COMPOSERS: Dimitri Shostakovich
LABELS: BIS SACD
ALBUM TITLE: Shostakovich Symphonies Nos 1-3
WORKS: Symphonies Nos 1-3
PERFORMER: Netherlands Radio Choir; Netherlands Philharmonic/Mark Wigglesworth
CATALOGUE NO: BISSACD1603
Shostakovich’s quirky First Symphony was written as his graduation piece and remains a remarkable achievement for someone who completed its orchestration only two months short of his 19th birthday. Even so, I don’t recall being gripped quite as much by this work as in this present recording by Mark Wigglesworth and his Netherlands forces. Their relish in the Symphony’s vibrant kaleidoscope of characters and colours, all caught in a fine recording, hold your attention – even throughout passages that sound less than inspired in other hands. Wigglesworth and his musicians are alive to every inflection: for a good idea of the performance’s qualities try the first movement, from the comically sinister Wozzeck-like theme which first sidles onto the stage, to the suave secondary flute theme. Throughout, we can hear not only the obvious influence of Stravinsky’s Petrushka, but also the urbane harmonies that recall both Les six (Honegger in particular) and Martin. In other words, this Symphony is a very cosmopolitan work, predating both Socialist Realism and Shostakovich’s discovery of Musorgsky and his own ‘Russianness’. I have returned to this performance several times with great pleasure.

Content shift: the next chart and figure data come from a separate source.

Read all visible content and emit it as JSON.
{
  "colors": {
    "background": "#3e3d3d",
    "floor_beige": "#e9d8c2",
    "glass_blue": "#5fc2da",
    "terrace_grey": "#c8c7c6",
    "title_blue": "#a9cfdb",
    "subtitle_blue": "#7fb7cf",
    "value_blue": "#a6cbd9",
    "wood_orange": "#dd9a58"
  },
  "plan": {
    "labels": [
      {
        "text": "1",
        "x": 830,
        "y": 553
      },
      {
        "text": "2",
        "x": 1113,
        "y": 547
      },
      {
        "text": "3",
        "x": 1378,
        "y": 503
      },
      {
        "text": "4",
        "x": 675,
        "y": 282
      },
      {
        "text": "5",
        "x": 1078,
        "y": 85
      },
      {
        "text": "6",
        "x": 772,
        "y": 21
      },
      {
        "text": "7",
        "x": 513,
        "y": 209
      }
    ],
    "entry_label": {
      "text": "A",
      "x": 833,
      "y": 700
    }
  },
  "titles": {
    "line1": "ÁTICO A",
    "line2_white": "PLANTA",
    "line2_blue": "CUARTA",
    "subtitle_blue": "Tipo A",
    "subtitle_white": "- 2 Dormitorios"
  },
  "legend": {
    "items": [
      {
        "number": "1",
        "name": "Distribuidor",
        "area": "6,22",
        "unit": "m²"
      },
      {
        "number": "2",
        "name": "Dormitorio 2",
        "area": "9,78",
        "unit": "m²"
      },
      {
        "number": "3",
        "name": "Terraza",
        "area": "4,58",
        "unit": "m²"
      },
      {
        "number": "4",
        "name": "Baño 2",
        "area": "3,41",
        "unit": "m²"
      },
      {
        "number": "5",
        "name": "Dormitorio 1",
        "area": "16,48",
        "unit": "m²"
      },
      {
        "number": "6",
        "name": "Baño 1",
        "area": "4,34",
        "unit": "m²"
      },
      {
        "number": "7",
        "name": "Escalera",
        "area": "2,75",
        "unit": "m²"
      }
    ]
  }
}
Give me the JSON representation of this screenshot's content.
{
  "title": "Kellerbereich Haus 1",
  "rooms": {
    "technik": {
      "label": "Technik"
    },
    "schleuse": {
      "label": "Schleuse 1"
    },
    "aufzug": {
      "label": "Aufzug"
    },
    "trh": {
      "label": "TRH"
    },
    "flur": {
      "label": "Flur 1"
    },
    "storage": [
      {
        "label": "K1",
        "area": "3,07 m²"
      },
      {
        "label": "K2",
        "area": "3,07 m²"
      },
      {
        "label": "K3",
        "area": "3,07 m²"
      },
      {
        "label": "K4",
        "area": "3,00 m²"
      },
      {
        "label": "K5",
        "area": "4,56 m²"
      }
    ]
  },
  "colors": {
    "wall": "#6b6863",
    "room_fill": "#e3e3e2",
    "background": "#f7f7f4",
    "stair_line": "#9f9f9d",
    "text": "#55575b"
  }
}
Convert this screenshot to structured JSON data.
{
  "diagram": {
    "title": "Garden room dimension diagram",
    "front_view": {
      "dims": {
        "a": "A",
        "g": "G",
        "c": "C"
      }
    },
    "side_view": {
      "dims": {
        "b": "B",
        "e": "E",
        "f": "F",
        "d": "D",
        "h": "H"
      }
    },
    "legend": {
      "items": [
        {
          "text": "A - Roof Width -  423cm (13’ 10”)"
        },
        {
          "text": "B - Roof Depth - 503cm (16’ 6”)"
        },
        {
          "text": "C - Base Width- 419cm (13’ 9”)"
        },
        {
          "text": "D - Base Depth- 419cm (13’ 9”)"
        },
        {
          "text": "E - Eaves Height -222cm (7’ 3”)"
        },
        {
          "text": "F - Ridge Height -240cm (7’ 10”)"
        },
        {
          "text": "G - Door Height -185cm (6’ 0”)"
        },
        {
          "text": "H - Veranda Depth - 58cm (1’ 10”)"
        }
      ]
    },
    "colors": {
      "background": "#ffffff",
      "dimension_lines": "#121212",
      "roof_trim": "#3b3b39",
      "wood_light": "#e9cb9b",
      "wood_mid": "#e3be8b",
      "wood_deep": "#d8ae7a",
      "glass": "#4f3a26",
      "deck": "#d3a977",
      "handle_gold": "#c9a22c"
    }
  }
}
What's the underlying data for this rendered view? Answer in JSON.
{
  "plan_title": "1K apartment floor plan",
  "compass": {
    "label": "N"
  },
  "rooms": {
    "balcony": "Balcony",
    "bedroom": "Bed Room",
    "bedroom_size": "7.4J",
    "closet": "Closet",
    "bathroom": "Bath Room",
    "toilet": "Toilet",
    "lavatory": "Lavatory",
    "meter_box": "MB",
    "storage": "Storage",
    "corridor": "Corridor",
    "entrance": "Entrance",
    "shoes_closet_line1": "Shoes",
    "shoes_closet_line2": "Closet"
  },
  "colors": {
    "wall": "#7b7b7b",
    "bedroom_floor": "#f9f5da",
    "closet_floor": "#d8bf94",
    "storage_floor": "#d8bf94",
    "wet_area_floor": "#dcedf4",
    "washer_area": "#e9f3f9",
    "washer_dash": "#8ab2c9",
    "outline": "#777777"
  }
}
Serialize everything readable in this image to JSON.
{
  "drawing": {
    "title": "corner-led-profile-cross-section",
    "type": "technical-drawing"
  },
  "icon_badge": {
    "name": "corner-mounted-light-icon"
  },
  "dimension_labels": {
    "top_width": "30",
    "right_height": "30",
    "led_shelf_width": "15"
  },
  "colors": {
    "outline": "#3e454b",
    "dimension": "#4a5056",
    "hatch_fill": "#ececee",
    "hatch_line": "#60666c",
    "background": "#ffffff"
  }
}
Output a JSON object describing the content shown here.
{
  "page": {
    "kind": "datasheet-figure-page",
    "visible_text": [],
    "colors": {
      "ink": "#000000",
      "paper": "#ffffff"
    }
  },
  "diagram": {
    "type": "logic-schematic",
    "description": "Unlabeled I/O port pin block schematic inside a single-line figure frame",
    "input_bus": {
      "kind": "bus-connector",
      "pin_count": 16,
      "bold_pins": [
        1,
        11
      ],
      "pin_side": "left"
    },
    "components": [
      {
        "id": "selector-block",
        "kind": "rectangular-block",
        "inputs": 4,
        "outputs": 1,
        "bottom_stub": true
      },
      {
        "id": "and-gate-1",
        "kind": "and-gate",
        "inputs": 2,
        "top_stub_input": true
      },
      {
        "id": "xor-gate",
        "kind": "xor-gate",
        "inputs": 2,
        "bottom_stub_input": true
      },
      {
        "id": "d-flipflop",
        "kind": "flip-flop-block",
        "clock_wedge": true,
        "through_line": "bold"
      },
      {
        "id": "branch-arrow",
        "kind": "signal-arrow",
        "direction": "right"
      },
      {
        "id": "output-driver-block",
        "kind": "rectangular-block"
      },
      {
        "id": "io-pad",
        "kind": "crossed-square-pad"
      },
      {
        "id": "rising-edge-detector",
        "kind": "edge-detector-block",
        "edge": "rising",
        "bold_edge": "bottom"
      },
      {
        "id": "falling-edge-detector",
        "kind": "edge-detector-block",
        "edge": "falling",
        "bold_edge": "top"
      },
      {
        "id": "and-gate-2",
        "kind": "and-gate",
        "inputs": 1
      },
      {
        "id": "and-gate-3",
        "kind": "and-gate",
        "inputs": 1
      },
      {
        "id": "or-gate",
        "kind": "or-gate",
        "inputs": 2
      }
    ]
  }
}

The following two Symphonies which generously fill this disc, composed in the approved revolutionary and ‘democratic’ (uplifting choral finale) Soviet style of the 1920s, are less inspired though at times wildly experimental. Be warned that the dynamic contrasts are fairly extreme, so if you turn up the volume to hear the Second Symphony’s almost inaudible opening you will be fairly blasted by its final peroration.